We thus see that the tendential law of falling rate of average profit
does not operate in a simple, linear fashion. It is realised only in
course of cyclical movements of capital, through breakdowns and
restorations of equilibriums. It has its own “internal
contradictions” and unleashes a slew of countervailing forces or
“counteracting influences”, such as more intense exploitation of
labour, depression of wages below value, cheapening of the elements of
constant capital, relative over-population (the “reserve army” of
unemployed), foreign trade (skewed terms of trade and imperialist super
profits), expansion of share capital -- and to this list prepared by
Marx we must add more modern techniques like monopoly pricing. We should
therefore view the law “rather as a tendency, i.e., as a law whose
absolute action is checked, retarded and weakened by counteracting
circumstances” (ibid, pp 234-35). 

Falling Profit Rate, Concentration and Centralisation of Capital


 “A fall in the rate of profit and accelerated accumulation are
different expressions of the same process only in so far as both reflect
the development of productiveness. Accumulation, in turn, hastens the
fall of the rate of profit, inasmuch as it implies concentration of
labour on a large scale, and thus a higher composition of capital. On
the other band, a fall in the rate of profit again hastens the
concentration of capital and its centralisation through expropriation of
minor capitalists, the few direct producers who still have anything left
to be expropriated. This accelerates accumulation with regard to mass,
although the rate of accumulation falls with the rate of profit.
“On the other hand, …the rate of profit being the goad of capitalist
production..., its fall checks the formation of new independent capitals
and thus appears as a threat to the development of the capitalist
production process. It breeds over-production, speculation, crises, and
surplus-capital alongside surplus-population. (Capital, Volume III, p
241-42)” 
 
Our stress on the tendency of the average rate of profit to fall --
which Marx regarded as “in every respect the most important law of
modern economy and the most essential for understanding the most
difficult relations” (Grundrisse, p 748) -- should not lead one
towards a monocausal understanding of economic crises and business
cycles. Crucial other causes are also there, such as anarchy of the
capitalist mode of production which, inter alia, periodically upsets the
conditions of equilibrium between the two main sectors -- one producing
consumer goods and the other producing capital goods -- of capitalist
economy. Marx also discussed several auxiliary factors which influence
the specific courses and peculiar features of particular crises. More
important among them are: movements in wage levels, competition among
capitalist concerns, fluctuations in raw material prices, expectations
(or “confidence”, to use a more modern term), movements in interest
rates and financial turmoil, trends in international trade, and so on. A
composite study of all these, and of other factors discovered in
post-Marxian experience and research, is needed for seeking out the
truth from the mountains of facts and data that are easily available;
what we are attempting here is only an initiation.

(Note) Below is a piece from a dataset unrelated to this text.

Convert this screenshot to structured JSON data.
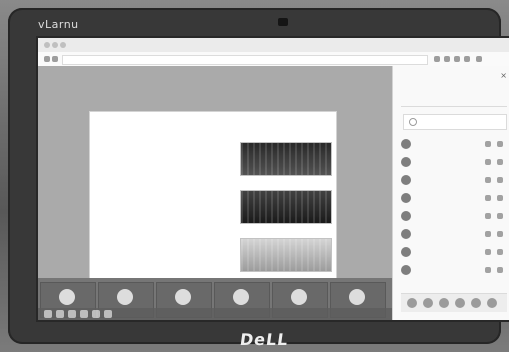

Barriers on Capitalist Production and their Removal
The exposition of “the internal contradictions of the law” takes
Marx to a discussion of certain “contradictory tendencies and
phenomena” which “counteract each other simultaneously”. He
mentions a number of such contradictory features -- such as falling rate
of profit alongside the growing mass of capital, enhanced productivity
alongside higher composition of capital -- and declares,
“These different influences may at one time operate predominantly
side by side in space, and at another succeed each other in time. From
time to time the conflict of antagonistic agencies finds vent in crises.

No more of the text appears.